Tetrasiklin tidak diperbolehkan untuk wanita hamil, menyusui, dan anak di bawah usia 12 tahun.

Keturunan Gigi rapuh yang murni karena faktor keturunan memang ada, namun amatlah jarang.

Amelogenesis imperfecta adalah suatu penyakit keturunan yang berakibat tidak sempurnanya pembentukan email. Pada keadaan ini, semua gigi, baik pada masa gigi susu maupun gigi tetap, mempunyai email yang tidak sempurna. Sekarang ini diketahui bahwa penyebabnya adalah karena kerusakan gen Amelogenin, yang berperan dalam pembentukan email. Terjadinya diperkirakan 1 di antara 14.000 orang.

Tanda-tandanya:

Permukaan email kasar, kuning-kecoklatan, atau sangat lunak. Karena amat tidak sempurna, maka dapat terkikis segera setelah gigi tumbuh dan digunakan.

Merupakan penyakit keturunan, sehingga apabila ditelusuri ada anggota keluarga yang mempunyai masalah yang sama.

Terjadi pada semua gigi, pada masa gigi susu dan tetap.

Dentin dysplasia dan dentinogenesis imperfecta adalah suatu penyakit keturunan yang menyebabkan tidak sempurnanya dentin (dentin adalah struktur di bawah email gigi).

Tanda-tandanya:

Bentuk gigi mungkin tampak normal, tapi lebih translusen, dapat juga berwarna ungu-kecoklatan, mempengaruhi semua gigi baik pada masa gigi susu maupun tetap.

Gigi mudah aus dan terkikis, terutama pada masa gigi susu.
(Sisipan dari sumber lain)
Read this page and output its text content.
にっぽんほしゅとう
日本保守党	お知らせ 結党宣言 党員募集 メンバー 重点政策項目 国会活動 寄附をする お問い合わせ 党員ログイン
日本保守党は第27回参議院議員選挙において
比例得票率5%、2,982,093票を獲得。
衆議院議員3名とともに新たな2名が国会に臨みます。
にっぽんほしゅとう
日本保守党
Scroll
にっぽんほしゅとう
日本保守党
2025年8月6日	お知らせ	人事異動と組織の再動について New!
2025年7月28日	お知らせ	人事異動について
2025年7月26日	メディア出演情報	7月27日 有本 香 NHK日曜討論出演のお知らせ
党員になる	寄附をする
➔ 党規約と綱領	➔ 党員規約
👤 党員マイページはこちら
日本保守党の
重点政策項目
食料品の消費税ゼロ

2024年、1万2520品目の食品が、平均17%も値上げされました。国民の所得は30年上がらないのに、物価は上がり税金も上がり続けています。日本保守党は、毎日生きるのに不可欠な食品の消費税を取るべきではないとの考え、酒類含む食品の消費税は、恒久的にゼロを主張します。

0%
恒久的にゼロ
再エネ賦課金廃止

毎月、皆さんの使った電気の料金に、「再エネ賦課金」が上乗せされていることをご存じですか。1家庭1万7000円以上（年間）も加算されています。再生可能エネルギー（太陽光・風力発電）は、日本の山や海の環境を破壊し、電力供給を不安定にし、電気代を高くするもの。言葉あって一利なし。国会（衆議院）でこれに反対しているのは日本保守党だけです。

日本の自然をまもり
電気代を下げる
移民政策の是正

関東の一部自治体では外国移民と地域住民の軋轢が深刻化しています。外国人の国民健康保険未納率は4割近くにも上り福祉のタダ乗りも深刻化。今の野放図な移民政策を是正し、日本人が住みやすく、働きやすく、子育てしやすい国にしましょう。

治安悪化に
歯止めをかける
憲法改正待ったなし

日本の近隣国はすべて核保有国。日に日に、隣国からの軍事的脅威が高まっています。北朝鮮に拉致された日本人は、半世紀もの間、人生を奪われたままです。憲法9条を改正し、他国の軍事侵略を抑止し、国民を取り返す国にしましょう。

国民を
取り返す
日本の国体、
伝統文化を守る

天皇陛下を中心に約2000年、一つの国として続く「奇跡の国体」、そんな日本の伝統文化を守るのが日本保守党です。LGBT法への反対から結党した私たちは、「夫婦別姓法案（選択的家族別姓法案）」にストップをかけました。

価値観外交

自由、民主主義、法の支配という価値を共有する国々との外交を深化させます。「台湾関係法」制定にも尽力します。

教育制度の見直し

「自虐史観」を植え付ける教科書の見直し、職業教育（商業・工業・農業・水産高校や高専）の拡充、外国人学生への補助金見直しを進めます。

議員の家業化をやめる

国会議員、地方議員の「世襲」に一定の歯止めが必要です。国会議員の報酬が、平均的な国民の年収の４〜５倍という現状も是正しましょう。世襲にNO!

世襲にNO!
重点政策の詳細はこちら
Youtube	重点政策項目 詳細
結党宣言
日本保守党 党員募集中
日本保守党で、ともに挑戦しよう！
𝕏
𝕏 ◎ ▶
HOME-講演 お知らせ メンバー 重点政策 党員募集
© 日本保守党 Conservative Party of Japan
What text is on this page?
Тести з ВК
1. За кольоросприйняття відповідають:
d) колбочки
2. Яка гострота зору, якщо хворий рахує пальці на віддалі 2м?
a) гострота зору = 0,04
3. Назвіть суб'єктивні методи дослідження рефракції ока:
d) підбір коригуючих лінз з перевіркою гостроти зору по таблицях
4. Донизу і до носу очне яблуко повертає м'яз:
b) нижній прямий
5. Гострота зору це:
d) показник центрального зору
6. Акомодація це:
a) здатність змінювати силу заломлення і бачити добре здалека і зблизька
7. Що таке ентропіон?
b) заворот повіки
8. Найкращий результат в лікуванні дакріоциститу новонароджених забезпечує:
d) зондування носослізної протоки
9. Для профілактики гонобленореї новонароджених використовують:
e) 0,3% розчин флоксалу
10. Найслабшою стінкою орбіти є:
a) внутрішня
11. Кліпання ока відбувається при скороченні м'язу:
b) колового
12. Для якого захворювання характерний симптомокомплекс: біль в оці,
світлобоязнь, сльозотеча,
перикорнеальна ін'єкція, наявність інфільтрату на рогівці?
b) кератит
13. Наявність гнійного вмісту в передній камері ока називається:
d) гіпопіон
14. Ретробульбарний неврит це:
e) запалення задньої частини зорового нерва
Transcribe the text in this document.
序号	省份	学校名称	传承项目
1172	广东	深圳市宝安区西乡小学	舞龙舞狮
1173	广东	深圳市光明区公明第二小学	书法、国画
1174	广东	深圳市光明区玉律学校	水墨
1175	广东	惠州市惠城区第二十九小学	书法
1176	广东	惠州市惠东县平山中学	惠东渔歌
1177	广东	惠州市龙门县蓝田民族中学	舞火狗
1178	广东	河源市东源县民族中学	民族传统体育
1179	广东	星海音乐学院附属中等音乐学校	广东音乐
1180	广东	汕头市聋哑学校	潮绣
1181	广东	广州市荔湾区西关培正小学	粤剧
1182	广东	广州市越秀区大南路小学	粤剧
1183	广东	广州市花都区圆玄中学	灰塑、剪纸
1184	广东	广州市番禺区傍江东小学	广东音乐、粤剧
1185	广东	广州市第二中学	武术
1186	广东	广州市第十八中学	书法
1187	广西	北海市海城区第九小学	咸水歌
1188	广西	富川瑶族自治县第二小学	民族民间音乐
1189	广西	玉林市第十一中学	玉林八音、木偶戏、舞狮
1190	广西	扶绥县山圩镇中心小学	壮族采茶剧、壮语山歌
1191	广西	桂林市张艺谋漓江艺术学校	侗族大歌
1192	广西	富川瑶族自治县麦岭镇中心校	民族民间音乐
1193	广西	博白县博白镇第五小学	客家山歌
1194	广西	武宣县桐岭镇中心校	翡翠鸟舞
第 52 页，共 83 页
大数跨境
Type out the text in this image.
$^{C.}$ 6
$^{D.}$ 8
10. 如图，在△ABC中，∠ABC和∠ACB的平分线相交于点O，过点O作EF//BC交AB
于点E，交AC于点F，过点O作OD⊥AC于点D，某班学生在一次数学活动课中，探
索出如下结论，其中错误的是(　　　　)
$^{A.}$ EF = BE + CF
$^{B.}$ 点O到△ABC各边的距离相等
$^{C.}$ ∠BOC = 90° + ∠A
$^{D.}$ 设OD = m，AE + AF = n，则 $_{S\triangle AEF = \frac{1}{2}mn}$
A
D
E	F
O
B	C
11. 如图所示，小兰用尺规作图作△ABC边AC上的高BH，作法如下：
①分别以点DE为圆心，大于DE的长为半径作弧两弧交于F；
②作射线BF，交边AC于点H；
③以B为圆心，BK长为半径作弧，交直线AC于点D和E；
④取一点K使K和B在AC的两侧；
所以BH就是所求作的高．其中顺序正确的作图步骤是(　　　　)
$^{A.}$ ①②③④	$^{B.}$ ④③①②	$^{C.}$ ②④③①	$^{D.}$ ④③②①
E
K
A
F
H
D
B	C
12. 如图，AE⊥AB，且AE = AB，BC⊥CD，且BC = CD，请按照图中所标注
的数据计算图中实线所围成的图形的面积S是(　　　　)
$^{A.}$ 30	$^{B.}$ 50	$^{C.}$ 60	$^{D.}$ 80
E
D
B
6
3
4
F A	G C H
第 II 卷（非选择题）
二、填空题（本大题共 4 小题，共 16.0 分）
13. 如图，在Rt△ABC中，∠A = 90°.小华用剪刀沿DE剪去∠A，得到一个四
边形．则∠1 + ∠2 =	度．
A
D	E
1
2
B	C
Dari X-ray gigi dapat terlihat akar gigi juga tidak normal

Dentinogenesis imperfecta sering ditemui pada anak dengan gangguan kerapuhan tulang yang disebut osteogenesis imperfecta.

Gigi rapuh karena faktor keturunan harus dilindungi sedini mungkin untuk mencegah kerusakan gigi yang lebih lanjut.

Referensi:

Hall R.K. Pediatric Orofacial Medicine and Pathology. Chapman and Hall. 1994.